I propose to take Questions Nos. 97, 105 and 110 together.
The purpose of competition law is to prohibit anti-competitive practices by "undertakings" such as price fixing and-or the abuse of a dominant position. The Competition Act 2002 applies to all sectors of the economy in the State. An "undertaking" is defined in the Act as "a person being an individual, a body corporate or an unincorporated body of persons engaged for gain in the production, supply, or distribution of goods or the provision of a service". This definition has been in use in Irish competition law for some time and is supported by EU case law.
The authority's decision, which describes how it came to its view on this case, is published on its website, tca.ie. It states that while it is perfectly legal for Equity to represent employed actors in collective bargaining with their employers, its trade union mantle cannot exempt its conduct when it acts as a trade association for self-employed contractors. In this case the authority determined that the actors in question were self-employed contractors and not employees.
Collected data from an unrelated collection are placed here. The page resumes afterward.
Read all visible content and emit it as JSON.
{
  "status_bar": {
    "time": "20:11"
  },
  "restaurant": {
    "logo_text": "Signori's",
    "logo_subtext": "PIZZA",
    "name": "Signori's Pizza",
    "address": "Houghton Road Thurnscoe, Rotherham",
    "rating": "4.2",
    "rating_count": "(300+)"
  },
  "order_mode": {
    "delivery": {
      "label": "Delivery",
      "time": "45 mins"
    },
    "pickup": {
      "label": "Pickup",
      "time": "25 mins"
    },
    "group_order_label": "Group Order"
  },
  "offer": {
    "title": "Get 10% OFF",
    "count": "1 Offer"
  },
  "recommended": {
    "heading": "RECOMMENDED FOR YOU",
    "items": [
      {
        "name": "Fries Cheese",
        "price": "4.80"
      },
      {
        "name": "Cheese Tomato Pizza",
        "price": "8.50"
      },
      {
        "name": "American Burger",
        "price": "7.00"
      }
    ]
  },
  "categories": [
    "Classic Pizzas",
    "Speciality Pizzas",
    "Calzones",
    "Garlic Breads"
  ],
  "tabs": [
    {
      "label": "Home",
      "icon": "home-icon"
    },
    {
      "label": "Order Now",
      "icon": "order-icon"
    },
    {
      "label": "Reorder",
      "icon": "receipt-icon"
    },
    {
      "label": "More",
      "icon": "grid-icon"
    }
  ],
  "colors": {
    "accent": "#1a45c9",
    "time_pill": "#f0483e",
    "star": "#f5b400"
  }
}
In considering the question of whether an exemption from competition law should be provided for actors, musicians, film crews and freelance journalists, therefore, we need to bear in mind that a similar argument could be made for almost any group of self-employed contractors, such as barristers, publicans, doctors or pharmacists, who, by coming together, adding union to their name and getting a negotiating licence, could circumvent the protections afforded to consumers by the Oireachtas in the Competition Act.
I understand, however, that the view expressed by the Competition Authority was in respect of this particular case only. The parties to the investigation have entered into undertakings with the authority in settlement of the case, thereby avoiding the necessity of going to court. It is only the courts who can interpret the law. I have no plans to amend current legislation in this matter.